Model Overview
Tasmay-Tib/qwen2.5-1.5b-medical-sft-resta is a 1.5 billion parameter language model built upon the Qwen2.5-1.5B-Instruct base. It was developed by Tasmay-Tib using the Task Arithmetic merge method, a technique that combines the weights of multiple pre-trained models to achieve specialized capabilities.
Merge Details
This model is a composite of three distinct components:
- Base Model: Qwen/Qwen2.5-1.5B-Instruct
- Merged Component 1:
outputs/part2/model_sft_full (applied with a weight of 1.0) - Merged Component 2:
outputs/part2/model_harmful_full (applied with a negative weight of -1.0)

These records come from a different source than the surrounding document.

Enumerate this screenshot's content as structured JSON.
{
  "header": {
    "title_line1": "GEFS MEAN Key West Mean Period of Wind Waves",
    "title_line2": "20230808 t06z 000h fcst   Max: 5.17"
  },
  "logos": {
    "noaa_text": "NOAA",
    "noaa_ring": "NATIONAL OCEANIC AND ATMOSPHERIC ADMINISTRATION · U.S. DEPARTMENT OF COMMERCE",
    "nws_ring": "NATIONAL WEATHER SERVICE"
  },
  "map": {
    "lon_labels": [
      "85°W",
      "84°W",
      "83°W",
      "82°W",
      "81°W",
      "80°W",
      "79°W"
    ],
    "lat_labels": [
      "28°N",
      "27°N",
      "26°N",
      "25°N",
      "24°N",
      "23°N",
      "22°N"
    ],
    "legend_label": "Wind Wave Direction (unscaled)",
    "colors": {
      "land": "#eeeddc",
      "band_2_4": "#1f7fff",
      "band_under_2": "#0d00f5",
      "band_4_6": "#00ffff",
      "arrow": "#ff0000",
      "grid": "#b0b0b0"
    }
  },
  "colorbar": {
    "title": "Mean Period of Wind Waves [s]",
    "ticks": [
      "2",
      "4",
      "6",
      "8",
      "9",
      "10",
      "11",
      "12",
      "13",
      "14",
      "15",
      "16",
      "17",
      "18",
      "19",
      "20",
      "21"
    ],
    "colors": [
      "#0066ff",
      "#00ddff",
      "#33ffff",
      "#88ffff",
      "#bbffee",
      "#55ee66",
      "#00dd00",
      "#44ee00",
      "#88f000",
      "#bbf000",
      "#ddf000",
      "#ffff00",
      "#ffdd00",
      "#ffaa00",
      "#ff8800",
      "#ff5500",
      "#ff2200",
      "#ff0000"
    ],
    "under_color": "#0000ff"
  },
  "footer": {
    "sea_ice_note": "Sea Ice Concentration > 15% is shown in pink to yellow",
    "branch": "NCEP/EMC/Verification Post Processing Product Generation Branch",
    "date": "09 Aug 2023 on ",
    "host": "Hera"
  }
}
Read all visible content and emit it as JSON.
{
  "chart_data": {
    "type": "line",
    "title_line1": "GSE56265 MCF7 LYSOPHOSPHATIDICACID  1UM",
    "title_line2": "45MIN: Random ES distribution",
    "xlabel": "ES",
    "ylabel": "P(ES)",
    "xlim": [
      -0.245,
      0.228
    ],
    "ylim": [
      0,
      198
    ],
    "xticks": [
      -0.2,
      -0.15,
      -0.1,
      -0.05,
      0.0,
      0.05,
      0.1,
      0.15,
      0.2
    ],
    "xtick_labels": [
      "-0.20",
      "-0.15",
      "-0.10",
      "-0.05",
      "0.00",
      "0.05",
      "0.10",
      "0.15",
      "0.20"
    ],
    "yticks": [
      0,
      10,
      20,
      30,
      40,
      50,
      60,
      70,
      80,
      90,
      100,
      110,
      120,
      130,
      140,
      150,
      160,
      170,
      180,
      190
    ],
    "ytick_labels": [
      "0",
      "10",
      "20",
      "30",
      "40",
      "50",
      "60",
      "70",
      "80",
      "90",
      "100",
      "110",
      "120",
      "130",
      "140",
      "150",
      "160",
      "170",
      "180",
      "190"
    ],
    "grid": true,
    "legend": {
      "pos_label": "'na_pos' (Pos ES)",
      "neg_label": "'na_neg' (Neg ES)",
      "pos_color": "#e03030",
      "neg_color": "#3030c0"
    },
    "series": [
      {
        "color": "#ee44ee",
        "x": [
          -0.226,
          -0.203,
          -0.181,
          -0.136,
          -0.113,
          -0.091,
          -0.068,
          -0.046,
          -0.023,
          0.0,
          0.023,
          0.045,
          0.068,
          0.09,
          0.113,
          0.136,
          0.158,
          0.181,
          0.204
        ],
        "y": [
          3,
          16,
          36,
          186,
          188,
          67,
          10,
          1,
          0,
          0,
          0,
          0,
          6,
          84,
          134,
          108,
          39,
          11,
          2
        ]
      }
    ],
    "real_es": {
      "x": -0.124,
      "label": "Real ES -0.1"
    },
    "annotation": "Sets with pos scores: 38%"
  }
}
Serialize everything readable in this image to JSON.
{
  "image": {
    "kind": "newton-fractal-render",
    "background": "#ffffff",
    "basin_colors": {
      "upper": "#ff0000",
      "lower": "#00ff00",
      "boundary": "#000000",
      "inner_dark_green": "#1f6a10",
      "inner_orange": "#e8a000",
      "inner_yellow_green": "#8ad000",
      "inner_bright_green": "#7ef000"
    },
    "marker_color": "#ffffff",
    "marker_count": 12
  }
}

The use of a negative weight for model_harmful_full in the Task Arithmetic merge suggests an intent to reduce or mitigate certain characteristics associated with that component, while enhancing those from model_sft_full. This approach allows for fine-grained control over the model's final behavior and specialization.
Key Characteristics
- Architecture: Qwen2.5-based, 1.5 billion parameters.
- Context Length: Supports a substantial context window of 32768 tokens.
- Merge Method: Utilizes Task Arithmetic for targeted capability integration.
Potential Use Cases
Given its specialized merging strategy, this model is likely optimized for tasks where the specific contributions of model_sft_full are beneficial and where the characteristics of model_harmful_full are intended to be suppressed. Developers should evaluate its performance against their specific requirements, particularly in domains where fine-tuned behavioral adjustments are critical.